I found an article this morning from Lisa Nielsen and Lisa Cooley, Newsflash: Social media is real life. Take a few minutes to go read it and then share it with a parent or educator. I think it is an excellent argument for why we as educators need to embrace social media. The ideas expressed can certainly aid us in the issue of technology distraction being put forward by numerous teachers and parents.
While the article was written prior to the events of the last 24 hours in Boston, it prompted me to think about the role technology and social media played in leading law enforcement to the successful capture of the second suspect. We can’t go anywhere (except our own homes) without being under video surveillance. While it took some time for law enforcement to cull through thousands of items of surveillance footage, they were able to identify the suspects within days. Once the suspects were identified, the media, including social media, were quick to disseminate the images. At that point, it was just a matter of time. There was no stopping the avalanche of information and communication.
I’m not sure if or how you followed the events, but following them on Twitter reminded me of the power of social media. We can now all be reporters. I was reading re-Tweets of people on the block of Franklin Street that were witness to the gunfire before the TV news media even reported it. In fact, I’m sure they were reading the same Tweets and taking their reporting from them.

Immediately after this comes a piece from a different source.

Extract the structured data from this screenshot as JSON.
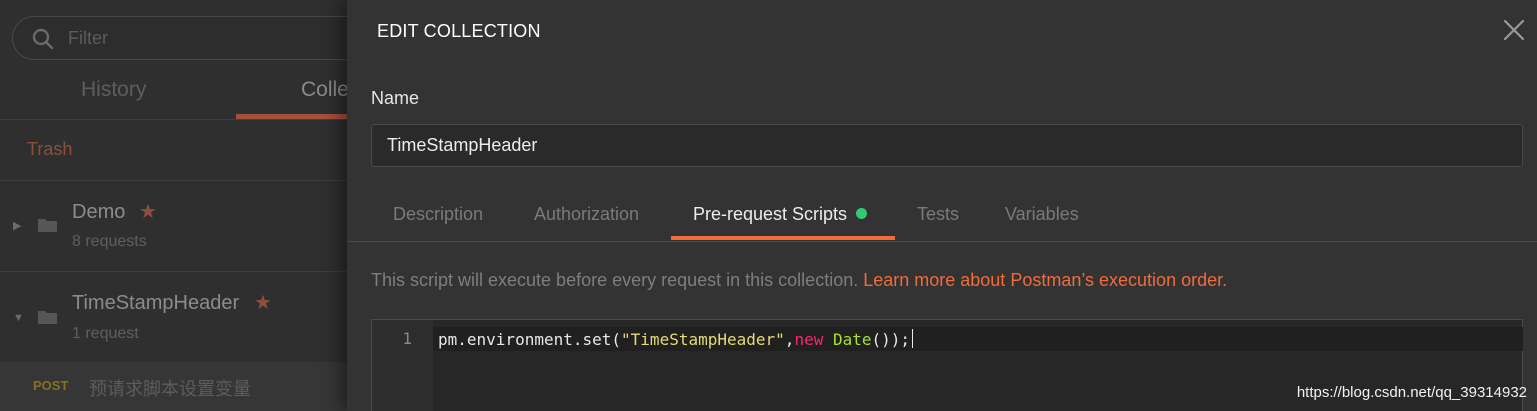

Everyone connected to the event was Tweeting – the common citizen, the mayor, the police department, the news media, etc.
The other thing the event brings to light for me about social media is that so much of our lives are already online, whether we want it to be this way or not. Once the suspects were identified, a flurry of information about them was discovered by others online. As the article so effectively argues, social media IS real life. We cannot opt out. And if we as individuals don’t shape the online part of our lives, who will?
Now more than ever, we need to engage students in effectively using social media tools for learning, and for engaging in meaningful and productive interactions about causes and issues that matter most to them. And it needs to start with us as educators.